Immediately over his outstretched gleaming head flew the hawk. But this frequenter of the heights of air, for all his savage valor, was troubled at the leaping waves and the tossing foam of these mad rapids. He did not understand them. They seemed to jump up at him, and he dare not let his sweeping wing-tips touch them, lest they should seize and drag him down. As he flew, his down-reaching, clutching talons were not half a yard above the fugitive's head. Where the waves for an instant sank, they came closer,--but not quite within grasping reach. The marauder from the upper air was waiting till his quarry should reach less turbulent waters.

A few yards further on, the torrent fell seething over a long ledge into a pool of brief quiet. Immediately beyond the lip of the ledge the hawk lifted his wings high over his back and struck downward, so that his talons went deep into the water. But water was all they clutched. The wily drake had plunged with the plunge of the fall itself, and was now darting onward at a safe depth. The hawk followed, his wing-tips now almost brushing the water. The pool was, perhaps, a hundred yards in length. Then the combined flow of the North Fork and the Ottanoonsis broke once more into turbulence, and once more the desperate swimmer was forced to the surface. But, as before, the leaping waves of the rapids were too much for his pursuer, and he was able to flap his way onward in a cloud of foam, while doom hung low above his head, yet hesitated to strike.

The odds, however, were now laid heavily against the fugitive. The hawk, embittered by the loss of his first quarry, had become as dogged in pursuit as a weasel, not to be shaken off or evaded or deceived. The rapids would presently come to an end. Then, in the still water, unless he should chance upon a hiding-place, the drake would soon be forced to come to the top for breath, and those throttling talons would instantly close upon his neck. But the antic forest Fates, wearied of the simple routine of the wilderness, had decreed an altogether novel intervention, and were giggling in their cloaks of ancient moss.

Beside the pool at the foot of the rapids stood a fisherman, casting for trout amid the whirling foam-clusters.

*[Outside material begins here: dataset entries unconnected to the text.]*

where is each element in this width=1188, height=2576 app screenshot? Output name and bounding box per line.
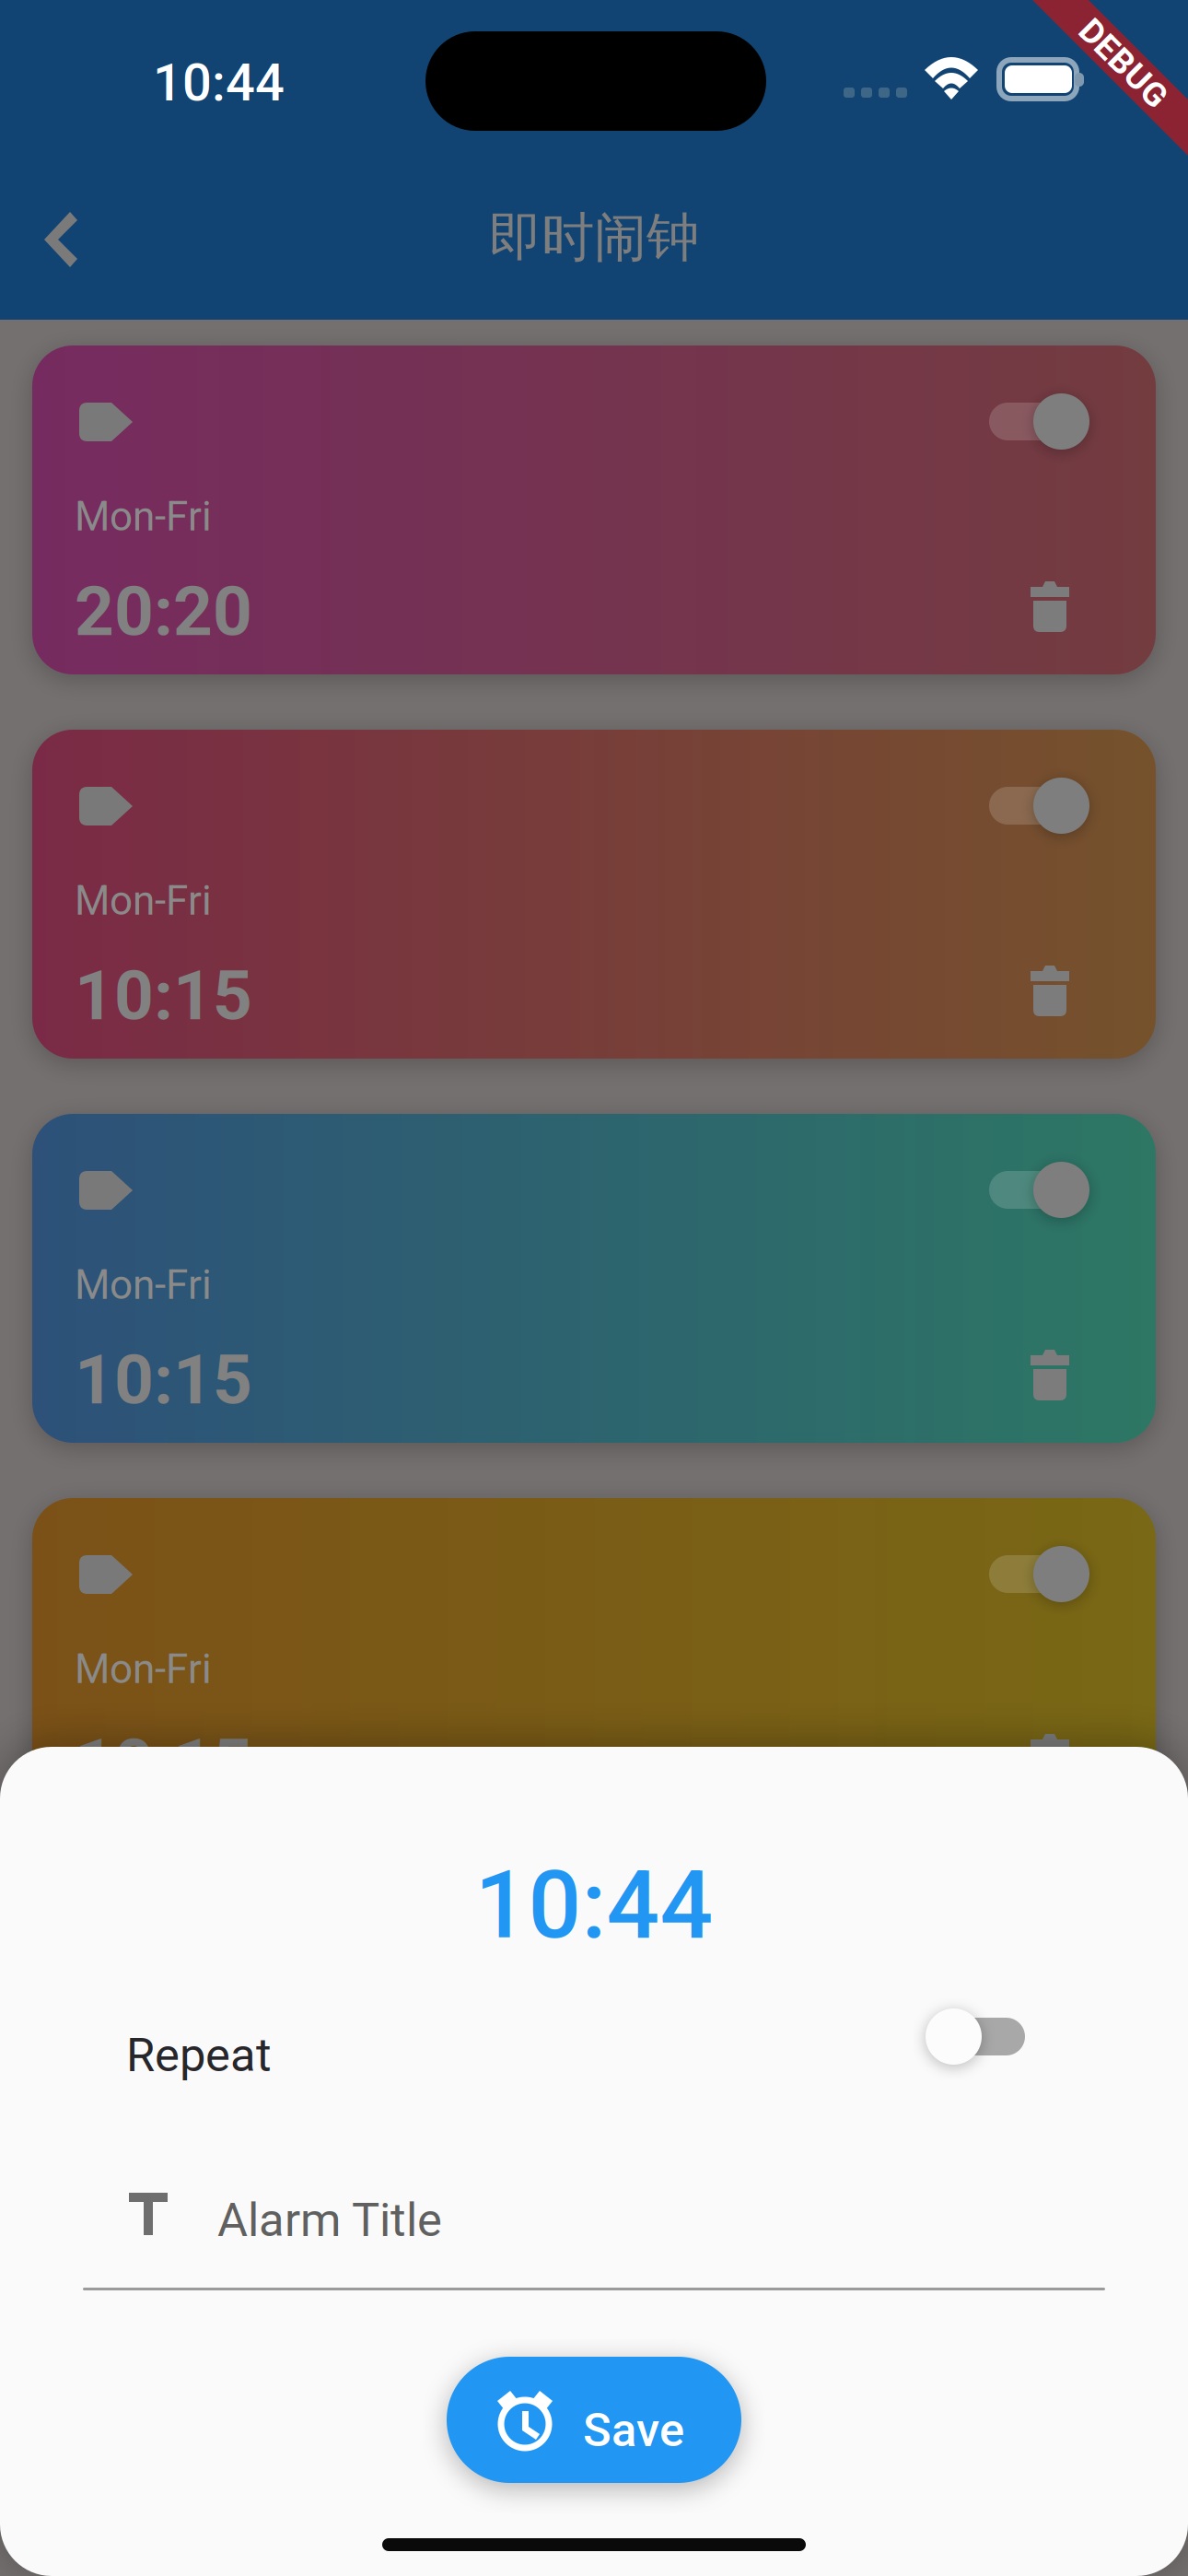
button[interactable]: Repeat <box>83 1990 1105 2091</box>
button[interactable]: Mon-Fri <box>32 1498 1156 1827</box>
staticText: 10:15 <box>75 1724 252 1804</box>
staticText: DEBUG <box>1069 43 1178 83</box>
staticText: Repeat <box>126 2028 272 2083</box>
staticText: Mon-Fri <box>75 493 212 540</box>
button[interactable]: Mon-Fri <box>32 730 1156 1059</box>
staticText: 20:20 <box>75 571 252 652</box>
staticText: 即时闹钟 <box>489 204 699 271</box>
button[interactable]: Mon-Fri <box>32 1114 1156 1443</box>
button[interactable]: Back <box>17 184 105 295</box>
button[interactable]: Mon-Fri <box>32 345 1156 674</box>
button[interactable]: Save <box>447 2357 741 2483</box>
staticText: Mon-Fri <box>75 1645 212 1693</box>
staticText: Save <box>583 2403 684 2458</box>
staticText: Mon-Fri <box>75 877 212 925</box>
staticText: 10:15 <box>75 955 252 1036</box>
staticText: 10:44 <box>153 53 285 113</box>
button[interactable]: Alarm Title <box>83 2193 1105 2322</box>
staticText: Mon-Fri <box>75 1261 212 1309</box>
staticText: Alarm Title <box>217 2193 442 2247</box>
staticText: 10:44 <box>475 1851 713 1960</box>
staticText: 10:15 <box>75 1340 252 1420</box>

He had three flies on his cast, and, because in these waters there was always the chance of hooking a grilse, he was using heavy tackle. His flies, as befitted these amber-brown, tumultuous northern streams, were large and conspicuous--a Parmacheenie Belle for the tail fly, with a Montreal and a Red Hackle for the drops.

Far across the pool, where an eddy sucked sullenly at the froth-patches as they swung by, the fisherman had just had a heavy rise. He had struck too quickly, deceived by the swirl of the current, and missed his fish. He had a lot of line out, and the place was none too free for a long cast; but he was impatient to drop his flies again on the spot where the big fish was feeding.